Because Berardelli’s apartment was deemed to be only a basement of a two family house, under New York State laws, FEMA refused to grant recovery funds to her family and has sent her to try for Small Business Administration (SBA) loans, which forced her to go back to FEMA stating her family was “already too much in debt to take out more loans.”
“We have decided to do all the work ourselves after hearing horror stories of work done by Rapid Repairs. Thanks to Occupy Sandy we were able to get the construction materials we needed so my husband and I can get the work done,” Berardelli said. “Literally the day after the storm we had someone from Occupy Sandy come to our house and hand us a case of water. Since then they have been coming to give us packages of diapers and baby food and everything else we need for Marcos.”

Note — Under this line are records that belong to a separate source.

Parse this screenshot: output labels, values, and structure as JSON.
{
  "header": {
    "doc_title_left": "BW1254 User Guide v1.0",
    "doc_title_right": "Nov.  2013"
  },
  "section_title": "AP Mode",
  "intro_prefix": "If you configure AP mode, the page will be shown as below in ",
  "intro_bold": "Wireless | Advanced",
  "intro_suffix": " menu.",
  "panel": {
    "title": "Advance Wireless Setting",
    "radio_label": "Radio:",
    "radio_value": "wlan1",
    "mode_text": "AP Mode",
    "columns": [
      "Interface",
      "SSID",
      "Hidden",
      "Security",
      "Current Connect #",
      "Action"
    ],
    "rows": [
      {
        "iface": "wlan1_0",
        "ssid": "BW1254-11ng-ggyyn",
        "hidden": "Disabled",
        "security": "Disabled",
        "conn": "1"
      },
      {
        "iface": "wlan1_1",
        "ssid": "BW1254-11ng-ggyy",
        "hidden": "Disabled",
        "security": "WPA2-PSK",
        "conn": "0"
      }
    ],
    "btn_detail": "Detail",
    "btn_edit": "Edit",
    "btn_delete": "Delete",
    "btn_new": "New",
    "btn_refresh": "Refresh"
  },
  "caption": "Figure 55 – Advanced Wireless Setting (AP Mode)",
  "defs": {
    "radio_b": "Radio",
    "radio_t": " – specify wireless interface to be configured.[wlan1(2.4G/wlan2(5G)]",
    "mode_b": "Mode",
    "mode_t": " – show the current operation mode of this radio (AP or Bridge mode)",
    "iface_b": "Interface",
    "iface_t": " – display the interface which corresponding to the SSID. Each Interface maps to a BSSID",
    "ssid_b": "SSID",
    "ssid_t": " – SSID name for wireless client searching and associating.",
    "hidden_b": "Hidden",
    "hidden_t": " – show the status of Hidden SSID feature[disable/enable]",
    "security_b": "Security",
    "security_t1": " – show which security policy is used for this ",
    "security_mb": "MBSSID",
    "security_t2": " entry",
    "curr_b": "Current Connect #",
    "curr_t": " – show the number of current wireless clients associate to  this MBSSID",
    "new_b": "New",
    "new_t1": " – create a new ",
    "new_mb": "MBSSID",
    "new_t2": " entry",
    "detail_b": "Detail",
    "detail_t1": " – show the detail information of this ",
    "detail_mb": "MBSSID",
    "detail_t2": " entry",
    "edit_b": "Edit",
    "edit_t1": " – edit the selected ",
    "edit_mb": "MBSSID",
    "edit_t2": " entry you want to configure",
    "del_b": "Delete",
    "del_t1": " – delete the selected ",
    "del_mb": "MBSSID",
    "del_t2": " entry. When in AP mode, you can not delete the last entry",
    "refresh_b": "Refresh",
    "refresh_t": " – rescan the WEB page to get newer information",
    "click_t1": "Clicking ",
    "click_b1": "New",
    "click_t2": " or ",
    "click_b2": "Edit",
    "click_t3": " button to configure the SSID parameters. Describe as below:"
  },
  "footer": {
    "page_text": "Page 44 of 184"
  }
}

In addition to Occupy Sandy, Berardelli quipped about the reversal of support within her Plumb Beach area and neighboring Sheepshead Bay, Manhattan Beach, and Gerritsen Beach.
“Senator Marty Golden has been fantastic,” she said. “He’s had town hall meetings and many people from FEMA and other departments came out. Things are getting done very quickly. Assemblywoman Helene Weinstein and Senator David Storobin never come out here and Councilman Lew Fidler claims he is too sick to get out here.”
With the assistance of Occupy Sandy in getting baby supplies, Berardelli has been able to purchase new sheetrock and get the work done to move back to her home. However, she will not risk the health of their son to live there until all the mold is removed.
“Marcos has handled the storm and the changes very well. It’s mama who is having fun trying to get him to sleep and stay asleep. In our apartment the living room would be the area to play with his toys. Upstairs he’s sleeping in the living room but he sees his toys there so wants to play instead,” she said. “I’ve woken up at 2 a.m. and found him sitting there with his toys and then I tried to get him back to sleep. Our neighbors have been great at donating toys and clothes for him so he’s very happy every time he gets something new from them and Occupy Sandy.”
With her job as an editor for a small book publishing company, her husband’s assistance, and the aid of Occupy Sandy, Berardelli believes her family will return to their apartment in the spring.